屋里只剩下他们两个人。
拓跋珣喝了口茶,忽然开口:“灵儿,你怕不怕?”
“怕什么?”
“怕朕顶不住那些人的压力。”
毛草灵看着他,忽然伸手,握住他的手。
“拓跋珣,你知道我这辈子最不怕什么吗?”
“什么?”
“最不怕的就是压力。”
毛草灵笑了笑,“我从小在青楼长大,什么风浪没见过?那些人想说什么,让他们说去。只要你不改主意,我就不怕。”
拓跋珣反握住她的手,握得很紧。
“朕不会改主意的。”
“臣妾知道。”
两人对视着,忽然都笑了。
窗外,雪还在下。
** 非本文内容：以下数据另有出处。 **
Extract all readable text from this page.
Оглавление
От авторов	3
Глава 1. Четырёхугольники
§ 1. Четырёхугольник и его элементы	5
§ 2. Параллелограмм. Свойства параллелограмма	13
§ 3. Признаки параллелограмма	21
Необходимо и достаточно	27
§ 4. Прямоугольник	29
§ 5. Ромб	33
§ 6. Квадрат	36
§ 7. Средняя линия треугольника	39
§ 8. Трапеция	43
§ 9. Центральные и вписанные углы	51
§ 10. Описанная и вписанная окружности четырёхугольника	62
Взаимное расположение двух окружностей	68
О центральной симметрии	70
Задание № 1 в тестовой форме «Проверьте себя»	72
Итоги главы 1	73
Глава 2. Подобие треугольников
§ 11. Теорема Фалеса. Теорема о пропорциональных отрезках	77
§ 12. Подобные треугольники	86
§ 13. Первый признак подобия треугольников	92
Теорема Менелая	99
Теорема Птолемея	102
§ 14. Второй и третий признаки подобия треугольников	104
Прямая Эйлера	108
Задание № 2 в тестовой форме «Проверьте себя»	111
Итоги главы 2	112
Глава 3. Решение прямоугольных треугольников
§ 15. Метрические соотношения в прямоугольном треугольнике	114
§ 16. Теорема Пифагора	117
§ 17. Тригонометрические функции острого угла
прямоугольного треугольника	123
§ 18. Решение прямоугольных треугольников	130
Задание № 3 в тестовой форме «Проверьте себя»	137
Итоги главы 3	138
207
屋里,炭火烧得正旺,暖融融的。
“对了,”
毛草灵忽然想起什么,“今日淑妃来找臣妾了。”
拓跋珣眉头一皱:“她来做什么?”
“她求臣妾帮她出宫。”
拓跋珣愣了一下,显然没想到会是这个答案。
“出宫?”
“嗯。”
毛草灵把淑妃的话复述了一遍,末了道,“臣妾答应她了。”
拓跋珣沉默了一会儿,点点头:“好。既然你答应了,那就让她出宫吧。朕会让内务府安排,给她建个庵堂,拨些人手,不会亏待她的。”
毛草灵看着他,忽然问:“拓跋珣,你有没有一点点心疼她?”
拓跋珣摇头。
“没有。”
他说得很干脆,“朕给过她机会,让她离开,是她自己选的留下。既然选了留下,就该知道是什么结果。”
毛草灵叹了口气。
她知道拓跋珣说得对。在这后宫里,每个人都有自己的选择,每个人都要为自己的选择负责。淑妃选的是安分守己,那就只能承受安分守己的后果。
可她还是会有些难过。
为一个女人的七年,为一个女人的一生。
“灵儿,”
拓跋珣忽然开口,“你心软了?”
毛草灵点点头:“有一点。”
“那朕让人多给她拨些银子,多派几个服侍的人。”
毛草灵忍不住笑了:“你这算是补偿吗?”
“不是补偿,”
拓跋珣认真道,“是让你心安。”
毛草灵看着他,心里涌起一股暖意。
这个男人,从不说甜言蜜语,却总能用最笨拙的方式,让她心安。
“拓跋珣。”
“嗯?”
“谢谢你。”
拓跋珣被她谢得有点不好意思,别过脸去:“谢什么谢,你是朕的皇后,朕让你心安是应该的。”
毛草灵笑着靠在他肩上。
窗外的雪越下越大,一片一片,像是要把整个世界都染白。
屋里,两个人依偎着,谁也没再说话。